When I shut my eyes, I see Elvira, her dark hair in the fountain spiraling so it was almost indistinguishable from the tendrils of blood.

Some nights, when I’m especially tired or especially drunk, I have dreams about her. In my dreams she’s always played by Nicole Kidman, and she’s the one targeting me. I’m at my parents’ house before they disowned me. I’m sitting in the corner in time-out when she knocks. I’m at school taking a test and she shows up, note in hand, to get me out. I’m working at a hot dog stand and she’s next in line and she says, “I want you. Let’s go!” I always wake up at the point where I get in her car, so we never escape. We never go anywhere. She just keeps showing up with the promise that we can leave now forever.

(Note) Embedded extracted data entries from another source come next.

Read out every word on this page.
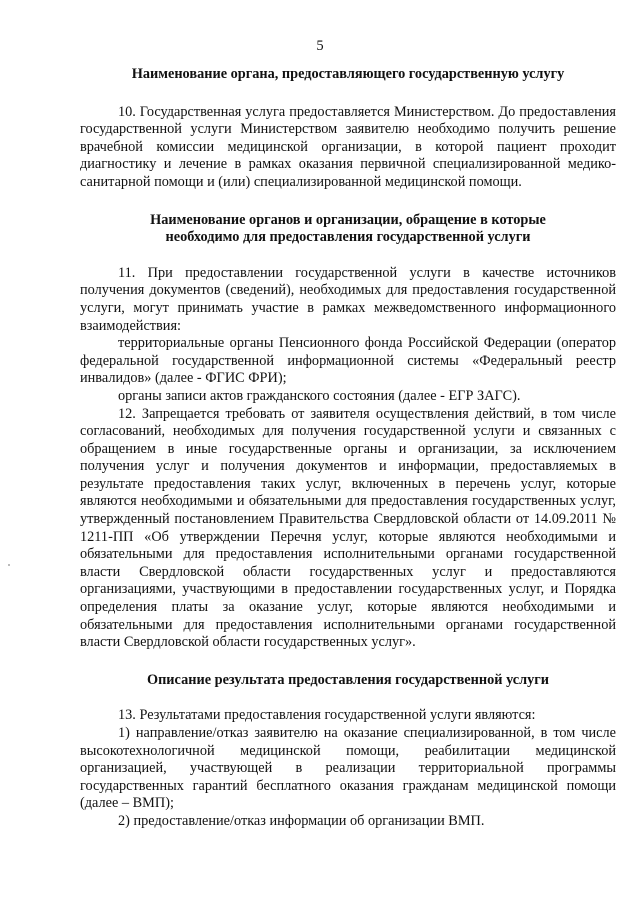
5
Наименование органа, предоставляющего государственную услугу

10. Государственная услуга предоставляется Министерством. До предоставления государственной услуги Министерством заявителю необходимо получить решение врачебной комиссии медицинской организации, в которой пациент проходит диагностику и лечение в рамках оказания первичной специализированной медико-санитарной помощи и (или) специализированной медицинской помощи.

Наименование органов и организации, обращение в которые
необходимо для предоставления государственной услуги

11. При предоставлении государственной услуги в качестве источников получения документов (сведений), необходимых для предоставления государственной услуги, могут принимать участие в рамках межведомственного информационного взаимодействия:

территориальные органы Пенсионного фонда Российской Федерации (оператор федеральной государственной информационной системы «Федеральный реестр инвалидов» (далее - ФГИС ФРИ);

органы записи актов гражданского состояния (далее - ЕГР ЗАГС).

12. Запрещается требовать от заявителя осуществления действий, в том числе согласований, необходимых для получения государственной услуги и связанных с обращением в иные государственные органы и организации, за исключением получения услуг и получения документов и информации, предоставляемых в результате предоставления таких услуг, включенных в перечень услуг, которые являются необходимыми и обязательными для предоставления государственных услуг, утвержденный постановлением Правительства Свердловской области от 14.09.2011 № 1211-ПП «Об утверждении Перечня услуг, которые являются необходимыми и обязательными для предоставления исполнительными органами государственной власти Свердловской области государственных услуг и предоставляются организациями, участвующими в предоставлении государственных услуг, и Порядка определения платы за оказание услуг, которые являются необходимыми и обязательными для предоставления исполнительными органами государственной власти Свердловской области государственных услуг».

Описание результата предоставления государственной услуги

13. Результатами предоставления государственной услуги являются:

1) направление/отказ заявителю на оказание специализированной, в том числе высокотехнологичной медицинской помощи, реабилитации медицинской организацией, участвующей в реализации территориальной программы государственных гарантий бесплатного оказания гражданам медицинской помощи (далее – ВМП);

2) предоставление/отказ информации об организации ВМП.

But tonight, I can only see her dead. The way her face was turned up out of the water, like she could still breathe. How she looked like a doll of herself, something you could buy, and break, and discard.

I think of Demi in the courtyard rattling the gate like she knew, like Elvira’s ghost told her: Escape. Escape this place where death blooms like a body at the center of a fountain.

Graham’s eyelids throb as his sleep deepens. If he could see what I see—but maybe he can. I called him as soon as I found her body. He was away on one of his golf trips. “Don’t call the police,” he said. “Wait until I get there.”

When he got there, three hours later, he just stared at the body. He had a new expression—not a frown or a smile but one that revealed his dimples. The first thing he said was “It’s so interesting, isn’t it? When people surprise you. I’m never surprised anymore.” And then he called Margo and she called her police.

I am sure she paid to keep it quiet. “It’s the scandal,” Margo explained to the police unnecessarily. “We’re worried about how her family will take it.” Elvira didn’t have a family—Margo was always careful with that—just a sister in some bumfuck town. A sister who managed to track down our house number.

I picked up the phone when she called one afternoon. She kept repeating, “I just want to know why. I just want to know why.” I hung up and called Margo. Elvira’s sister never called again. Margo probably paid her, like she does everyone, to disappear. Like she once tried to pay me.

On my wedding day, she called me into her dressing room and asked me, “What’s your number?” Simple. Straightforward. Just like that.